Myuu gave a small chuckle, and Yenna laughed. The idea that you could fail to overhear Eone was frankly preposterous. The mage nodded for Myuu to go on.
“We speak a little bit about our destination—we were going to go to the Deepstar estate, but we’ve decided not to risk our very precious cargo we’re keeping there by leading our attackers to it. Instead, we’re going to head towards the Stormsea estate—to confront them about how they’ve obviously attacked us.”
Myuu made a gesture with her hands, a kind of ‘you see where I’m going with this’ expression on her face. Yenna still didn’t quite get it.
“But then they’ll attack the Stormsea estate, won’t they? They weren’t kind people, but we can hardly send those monsters hurtling towards them, can we?”
Myuu gave another laugh. “Aha, that might work on some backwoods thug, but these guys are smart, see? They’ll figure it out—we’re going to keep on with our destination, because this is all an obvious ruse. The real trick is what else they’ll overhear.”
Yenna liked a good story, but Myuu’s constant darting around the point was starting to annoy her. “What exactly is it they’ll overhear, then?”
“Troops. The jingle of chainmail and weapons. The sounds of warriors chatting—far greater numbers than we had before. We were spooked by this attack and called in hidden allies. They’ll see us rising to the challenge, ready to fight back whatever they throw at us. Or, they’ve got other eyes on us, and won’t be certain which source to trust. Or they’ll see right through us, and it’s all a waste of time.”
With a quiet sigh, Myuu shrugged off the possibility of failure.
“It’s certainly an interesting plan.” Yenna played idly with the end of her braid, twirling the end about the crook of her finger as she thought. “Yes. Yes, I suppose it could work. There are details to be cleared up, of course, but… yes!”

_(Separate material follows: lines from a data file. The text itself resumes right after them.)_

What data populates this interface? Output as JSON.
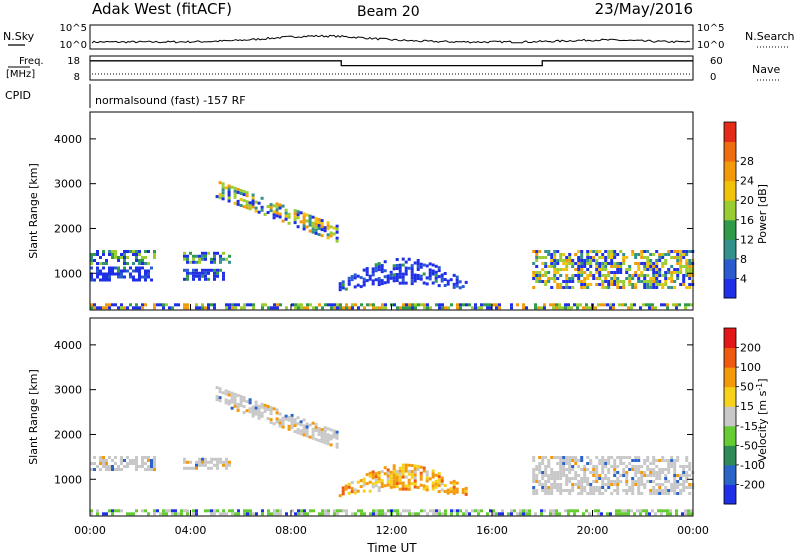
{
  "header": {
    "title": "Adak West (fitACF)",
    "beam": "Beam 20",
    "date": "23/May/2016"
  },
  "nsky": {
    "left_label": "N.Sky",
    "right_label": "N.Search",
    "left_ticks": [
      "10^5",
      "10^0"
    ],
    "right_ticks": [
      "10^5",
      "10^0"
    ]
  },
  "freq": {
    "left_label_line1": "Freq.",
    "left_label_line2": "[MHz]",
    "left_ticks": [
      "18",
      "8"
    ],
    "right_label": "Nave",
    "right_ticks": [
      "60",
      "0"
    ],
    "segments": [
      {
        "start": 0,
        "end": 10,
        "value": 16.0
      },
      {
        "start": 10,
        "end": 18,
        "value": 14.0
      },
      {
        "start": 18,
        "end": 24,
        "value": 16.0
      }
    ]
  },
  "cpid": {
    "label": "CPID",
    "mode": "normalsound (fast) -157 RF"
  },
  "time_axis": {
    "xlabel": "Time UT",
    "ticks": [
      "00:00",
      "04:00",
      "08:00",
      "12:00",
      "16:00",
      "20:00",
      "00:00"
    ]
  },
  "chart_data": [
    {
      "type": "heatmap",
      "name": "power",
      "xlabel": "Time UT",
      "ylabel": "Slant Range [km]",
      "xlim": [
        0,
        24
      ],
      "ylim": [
        180,
        4600
      ],
      "yticks": [
        "1000",
        "2000",
        "3000",
        "4000"
      ],
      "colorbar": {
        "label": "Power [dB]",
        "ticks": [
          "4",
          "8",
          "12",
          "16",
          "20",
          "24",
          "28"
        ],
        "colors": [
          "#1f2fe6",
          "#2a5cd0",
          "#33908a",
          "#2e9a4a",
          "#9acd32",
          "#f2c20a",
          "#f39a0a",
          "#ef6c0f",
          "#e22b18"
        ]
      },
      "echo_regions": [
        {
          "t0": 0.0,
          "t1": 2.6,
          "r0": 1250,
          "r1": 1520,
          "level": "mid"
        },
        {
          "t0": 0.0,
          "t1": 2.4,
          "r0": 820,
          "r1": 1150,
          "level": "low"
        },
        {
          "t0": 3.7,
          "t1": 5.5,
          "r0": 1250,
          "r1": 1480,
          "level": "mid"
        },
        {
          "t0": 3.7,
          "t1": 5.3,
          "r0": 850,
          "r1": 1100,
          "level": "low"
        },
        {
          "t0": 5.0,
          "t1": 9.8,
          "r0": 1700,
          "r1": 2900,
          "level": "high",
          "slope": true
        },
        {
          "t0": 9.9,
          "t1": 15.0,
          "r0": 650,
          "r1": 1350,
          "level": "low",
          "arc": true
        },
        {
          "t0": 17.6,
          "t1": 24.0,
          "r0": 700,
          "r1": 1520,
          "level": "high"
        },
        {
          "t0": 0.0,
          "t1": 24.0,
          "r0": 200,
          "r1": 330,
          "level": "mixed"
        }
      ]
    },
    {
      "type": "heatmap",
      "name": "velocity",
      "xlabel": "Time UT",
      "ylabel": "Slant Range [km]",
      "xlim": [
        0,
        24
      ],
      "ylim": [
        180,
        4600
      ],
      "yticks": [
        "1000",
        "2000",
        "3000",
        "4000"
      ],
      "colorbar": {
        "label_main": "Velocity [m s",
        "label_exp": "-1",
        "label_end": "]",
        "ticks": [
          "200",
          "100",
          "50",
          "15",
          "-15",
          "-50",
          "-100",
          "-200"
        ],
        "colors": [
          "#1f2fe6",
          "#2a64c8",
          "#2e8b57",
          "#66cc33",
          "#c8c8c8",
          "#f7d21a",
          "#f39a0a",
          "#ef5a10",
          "#e21818"
        ]
      },
      "echo_regions": [
        {
          "t0": 0.0,
          "t1": 2.6,
          "r0": 1250,
          "r1": 1520,
          "level": "gray"
        },
        {
          "t0": 3.7,
          "t1": 5.5,
          "r0": 1250,
          "r1": 1480,
          "level": "gray"
        },
        {
          "t0": 5.0,
          "t1": 9.8,
          "r0": 1700,
          "r1": 2900,
          "level": "gray",
          "slope": true
        },
        {
          "t0": 9.9,
          "t1": 15.0,
          "r0": 700,
          "r1": 1350,
          "level": "orange",
          "arc": true
        },
        {
          "t0": 17.6,
          "t1": 24.0,
          "r0": 700,
          "r1": 1520,
          "level": "gray"
        },
        {
          "t0": 0.0,
          "t1": 24.0,
          "r0": 200,
          "r1": 330,
          "level": "green"
        }
      ]
    }
  ]
}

Myuu smiled brightly, her whole being lighting up. “Fantastic! Let’s get to work, shall we?”
¹ - Yenna stops briefly at this point to clarify what she means, though her explanation is largely technical. Having no particular interest in the afterlife of a godly domain, Aulprean mages held the belief that the magical centre of a being—their soul—simply dissipated under normal conditions. Aetheric pseudomagnetism, Svelio’s law of post-life release, and any number of other theories contended that simple mechanics of magic itself made it so that the mass of magic inside a person either normalised into the air around its corpse or coalesced into a spirit under certain exceptional circumstances.
² - Yes, Yenna does spend a few paragraphs extolling Myuu’s visible virtues. In keeping with tradition, I have kept her breathless rambling to a minimum to avoid derailing the narrative. However, I will share that our mage does compare Myuu’s eyes to ‘sweet, dark kaffe, a stiff and bracing comfort that shakes away the morning cold and energises the body for the day, a constant temptation that one wishes to drink deeply of at all hours of the night.’ If Yenna didn’t have such a reaction to basically anything vaguely feminine within arm’s reach of her, I would be rather impressed.

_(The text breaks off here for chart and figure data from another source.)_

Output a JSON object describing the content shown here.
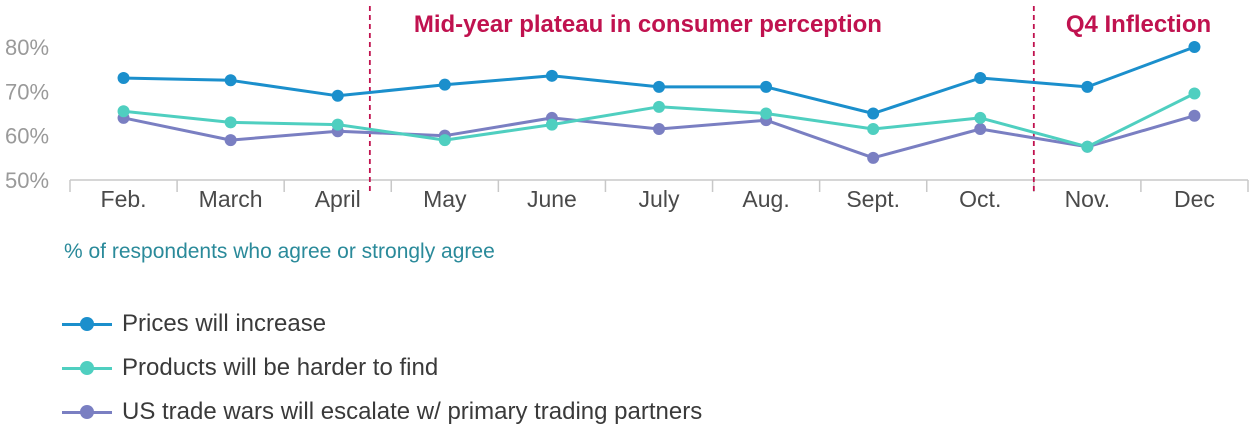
{
  "chart_data": {
    "type": "line",
    "categories": [
      "Feb.",
      "March",
      "April",
      "May",
      "June",
      "July",
      "Aug.",
      "Sept.",
      "Oct.",
      "Nov.",
      "Dec"
    ],
    "series": [
      {
        "name": "Prices will increase",
        "color": "#1b8fcc",
        "values": [
          73,
          72.5,
          69,
          71.5,
          73.5,
          71,
          71,
          65,
          73,
          71,
          80
        ]
      },
      {
        "name": "Products will be harder to find",
        "color": "#4fcfc0",
        "values": [
          65.5,
          63,
          62.5,
          59,
          62.5,
          66.5,
          65,
          61.5,
          64,
          57.5,
          69.5
        ]
      },
      {
        "name": "US trade wars will escalate w/ primary trading partners",
        "color": "#7a7fc2",
        "values": [
          64,
          59,
          61,
          60,
          64,
          61.5,
          63.5,
          55,
          61.5,
          57.5,
          64.5
        ]
      }
    ],
    "ylim": [
      50,
      80
    ],
    "yticks": [
      "50%",
      "60%",
      "70%",
      "80%"
    ],
    "ylabel": "% of respondents who agree or strongly agree",
    "annotations": [
      {
        "text": "Mid-year plateau in consumer perception",
        "x": 2.3,
        "color": "#c0124f"
      },
      {
        "text": "Q4 Inflection",
        "x": 8.5,
        "color": "#c0124f"
      }
    ],
    "vlines": [
      2.3,
      8.5
    ],
    "legend_position": "bottom-left",
    "grid": false
  }
}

³ - Similar to the cinemas of your world, an illusionist prepares a series of moving images far beyond the scope of what a play could present—the quality of the showing restricted only by the illusionist’s mastery of their craft. Popular at the time in the Aulprean capital as mostly a novelty, they required some suspension of disbelief—illusionists at the time were rather fond of spectacle over substance.